The 2017-18 budget is 54 million dollars higher than the FY 2016-17.
According to Dau, the resources available to fund the budget are 191 million dollars at an estimated rate of 155 SSP per one dollar, leaving a deficit of 108 million dollars.
The key priority areas for the government will be spending on salaries and transfers which constituted 62 percent of the budget, rising funding for peace, avoiding borrowing the central bank, strict budget control among others.
"The budget was approved earlier by the cabinet but there was an issue of formation of the leadership of the budget committee in the parliament which has been resolved recently. We wanted it to be consistent with other countries of the East African Community," he said.
War-torn South Sudan depends on oil export for 98 percent of its revenue, but production reduced significantly due to the civil war that erupted in December 2013, causing most oilfields in the country's oil-rich northern region to shut down.
The East African nation is currently struggling with hyper inflation amid shortage of foreign reserves to support its import-dependent economy.
The finance minister said the net oil revenue available to fund the 2017-18 is estimated at 166 million dollars, which is just 20 percent of the country's gross revenue.
Dau said the deficit would be covered by implementing the 2017-2018 Tax Amendment Bill which proposes new measures to boost non-oil revenue collection, tougher financial regulations and increased borrowing from Treasury Bills.
The new targets include increasing airport departure tax from 20 dollars to 30 dollars, raising sole proprietor income tax by 5 percent and establishing a revenue authority to reform tax collection and public financial management.
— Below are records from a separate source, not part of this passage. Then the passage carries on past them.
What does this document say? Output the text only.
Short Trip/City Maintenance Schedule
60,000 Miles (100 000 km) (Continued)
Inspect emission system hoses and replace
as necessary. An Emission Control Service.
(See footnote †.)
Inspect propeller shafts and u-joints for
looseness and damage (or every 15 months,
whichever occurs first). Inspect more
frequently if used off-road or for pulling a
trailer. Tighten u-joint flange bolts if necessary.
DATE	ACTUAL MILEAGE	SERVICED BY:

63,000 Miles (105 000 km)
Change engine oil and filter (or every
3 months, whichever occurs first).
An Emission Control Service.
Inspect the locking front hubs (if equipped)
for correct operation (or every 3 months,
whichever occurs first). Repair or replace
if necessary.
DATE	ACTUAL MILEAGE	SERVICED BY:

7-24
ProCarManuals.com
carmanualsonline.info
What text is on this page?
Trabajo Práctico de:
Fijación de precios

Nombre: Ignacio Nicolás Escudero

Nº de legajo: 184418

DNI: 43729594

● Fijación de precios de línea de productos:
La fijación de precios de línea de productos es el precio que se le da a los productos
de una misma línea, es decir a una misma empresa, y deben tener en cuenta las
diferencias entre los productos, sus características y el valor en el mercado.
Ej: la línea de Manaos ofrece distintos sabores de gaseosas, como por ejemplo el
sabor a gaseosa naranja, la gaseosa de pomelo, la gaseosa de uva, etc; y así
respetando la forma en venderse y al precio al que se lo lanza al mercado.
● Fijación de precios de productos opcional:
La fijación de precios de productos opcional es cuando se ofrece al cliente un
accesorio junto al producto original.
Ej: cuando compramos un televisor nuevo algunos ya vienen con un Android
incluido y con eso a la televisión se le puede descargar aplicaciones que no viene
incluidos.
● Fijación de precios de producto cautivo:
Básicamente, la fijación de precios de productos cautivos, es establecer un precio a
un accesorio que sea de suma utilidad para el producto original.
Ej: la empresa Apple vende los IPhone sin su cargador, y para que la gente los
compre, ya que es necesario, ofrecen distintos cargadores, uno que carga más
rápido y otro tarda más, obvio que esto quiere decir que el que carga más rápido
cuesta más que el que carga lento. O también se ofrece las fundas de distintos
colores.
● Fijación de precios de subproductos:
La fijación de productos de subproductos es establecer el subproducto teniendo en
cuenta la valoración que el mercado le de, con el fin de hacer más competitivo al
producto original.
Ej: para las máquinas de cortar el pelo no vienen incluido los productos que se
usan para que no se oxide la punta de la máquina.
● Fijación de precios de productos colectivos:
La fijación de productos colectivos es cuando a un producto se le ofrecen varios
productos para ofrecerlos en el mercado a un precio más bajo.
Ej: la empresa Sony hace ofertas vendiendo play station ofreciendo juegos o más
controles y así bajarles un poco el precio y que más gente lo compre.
The government also seeks to raise 19.3 million dollars from new borrowings in Treasury Bills in the next fiscal year and ensure strict financial control regulations.
As one of the major economic reform policy, Dau said he will ask the parliament to partially scrap fuel subsidies to reduce the cost of supplying fuel by the state oil firm which is estimated to spend 183 million dollars on fuel subsidies annually.
"Ending the ongoing conflict and ensuring sustainable peace would provide conditions to attract foreign investment and development financing which are necessary to increase supply of foreign currency and the local currency and reduce inflation," Dau said.